Cumhuriyet döneminde de bu alışkanlık devam eder. Bu sefer balık kralı, kömür kralı gibi ticaret tekelleri oluşur. Bazı tüccarlar sermaye biriktirsin diye, belli iş kollarının onlara bırakılmasıdır bu teşvik. Yer yer müteahitlerin fazla kazanması sağlanarak da bu yapılmıştır. (Vehbi Koç, Hayat Hikayem adlı otobiyografisinde bunu ballandıra ballandıra anlatır.)
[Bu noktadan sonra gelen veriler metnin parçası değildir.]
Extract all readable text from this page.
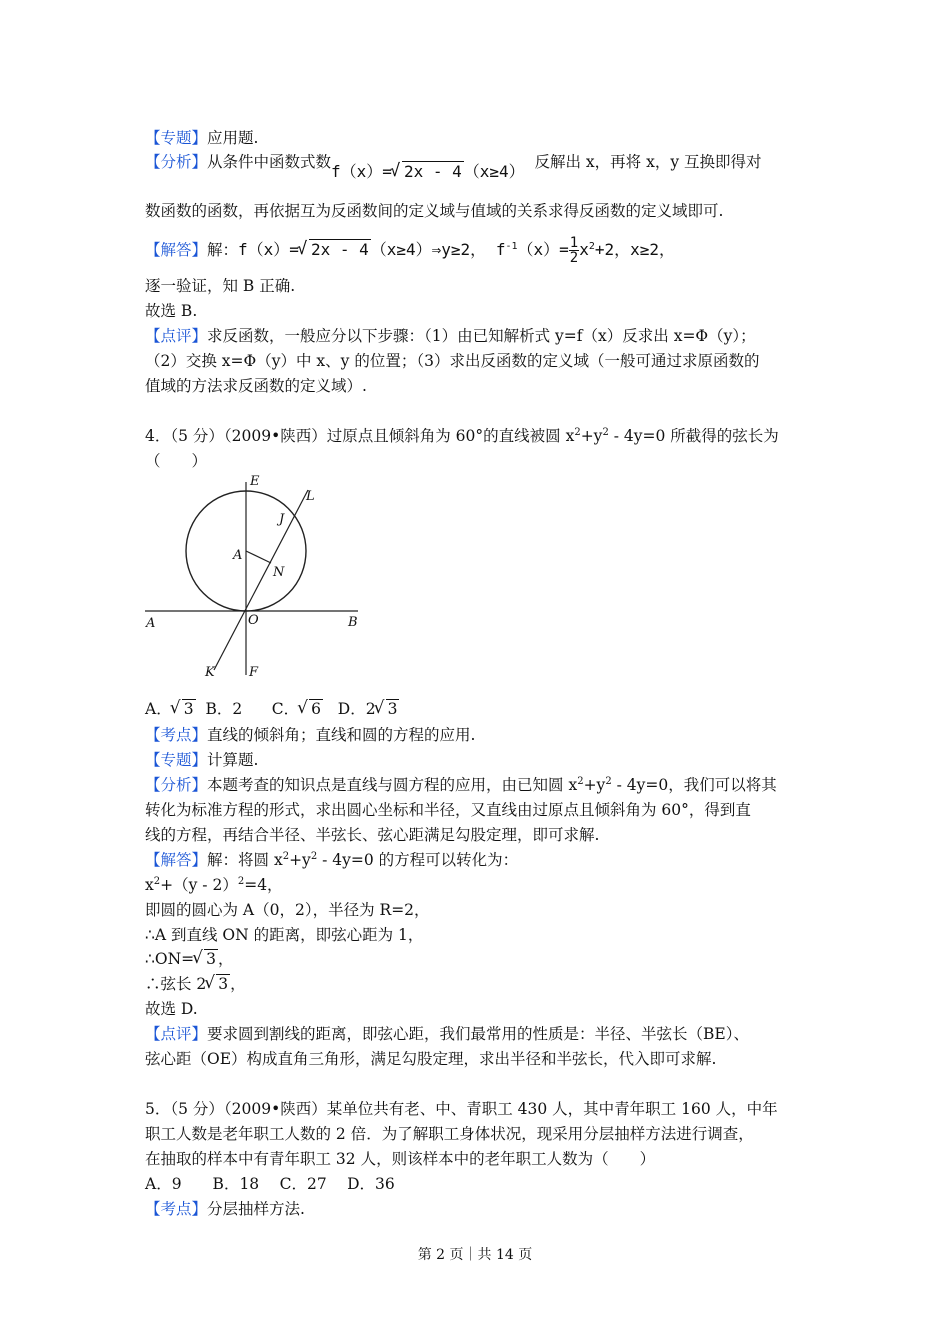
【专题】应用题.
【分析】从条件中函数式数f（x）= √ 2x - 4 （x≥4） 反解出 x，再将 x，y 互换即得对
数函数的函数，再依据互为反函数间的定义域与值域的关系求得反函数的定义域即可.
【解答】解：f（x）= √ 2x - 4 （x≥4）⇒y≥2， $f^{-1}(x)= \frac{1}{2} x^2+2$，x≥2，
逐一验证，知 B 正确.
故选 B.
【点评】求反函数，一般应分以下步骤：（1）由已知解析式 y=f（x）反求出 x=Φ（y）；
（2）交换 x=Φ（y）中 x、y 的位置；（3）求出反函数的定义域（一般可通过求原函数的
值域的方法求反函数的定义域）.
4．（5 分）（2009•陕西）过原点且倾斜角为 60°的直线被圆 $x^2+y^2 - 4y=0$ 所截得的弦长为
（　　）
E
L
J
A
N
A	O	B
K	F
A． √ 3 B．2 C． √ 6 D．2 √ 3
【考点】直线的倾斜角；直线和圆的方程的应用.
【专题】计算题.
【分析】本题考查的知识点是直线与圆方程的应用，由已知圆 $x^2+y^2 - 4y=0$，我们可以将其
转化为标准方程的形式，求出圆心坐标和半径，又直线由过原点且倾斜角为 60°，得到直
线的方程，再结合半径、半弦长、弦心距满足勾股定理，即可求解.
【解答】解：将圆 $x^2+y^2 - 4y=0$ 的方程可以转化为：
$x^2+(y - 2)^2=4$，
即圆的圆心为 A（0，2），半径为 R=2，
∴A 到直线 ON 的距离，即弦心距为 1，
∴ON= √ 3 ，
∴弦长 2 √ 3 ，
故选 D.
【点评】要求圆到割线的距离，即弦心距，我们最常用的性质是：半径、半弦长（BE）、
弦心距（OE）构成直角三角形，满足勾股定理，求出半径和半弦长，代入即可求解.
5．（5 分）（2009•陕西）某单位共有老、中、青职工 430 人，其中青年职工 160 人，中年
职工人数是老年职工人数的 2 倍．为了解职工身体状况，现采用分层抽样方法进行调查，
在抽取的样本中有青年职工 32 人，则该样本中的老年职工人数为（　　）
A．9　　B．18　 C．27　 D．36
【考点】分层抽样方法.
第 2 页｜共 14 页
Bu teşviki kredi olarak verilmesi, daha önce bankalar aracılığıyla olurken, Devlet Planlama Teşkilatının kurulmasıyla beraber (İller Bankası ve diğer bir kaç kurumla beraber, Kalkınma Bakanlığı kurumuna devredilmiştir.), banka dışı yollardan, doğrudan kamu eliyle olmaya başladı. Emin Çölaşan, kitaplarında (Turgut Nereden Koşuyor, Önce İnsanım Sonra Gazeteci başta olmak üzere, bugünlerde yeni baskısı olmayan kitapları. Nadirkitap, Kitantik gibi sitelerde bulunabilir) yazdığına göre, Turgut Özal, Devlet Planlama Teşkilatını tamamen burjuvalara teşvik kredisi verme kurumuna dönüyor. (4)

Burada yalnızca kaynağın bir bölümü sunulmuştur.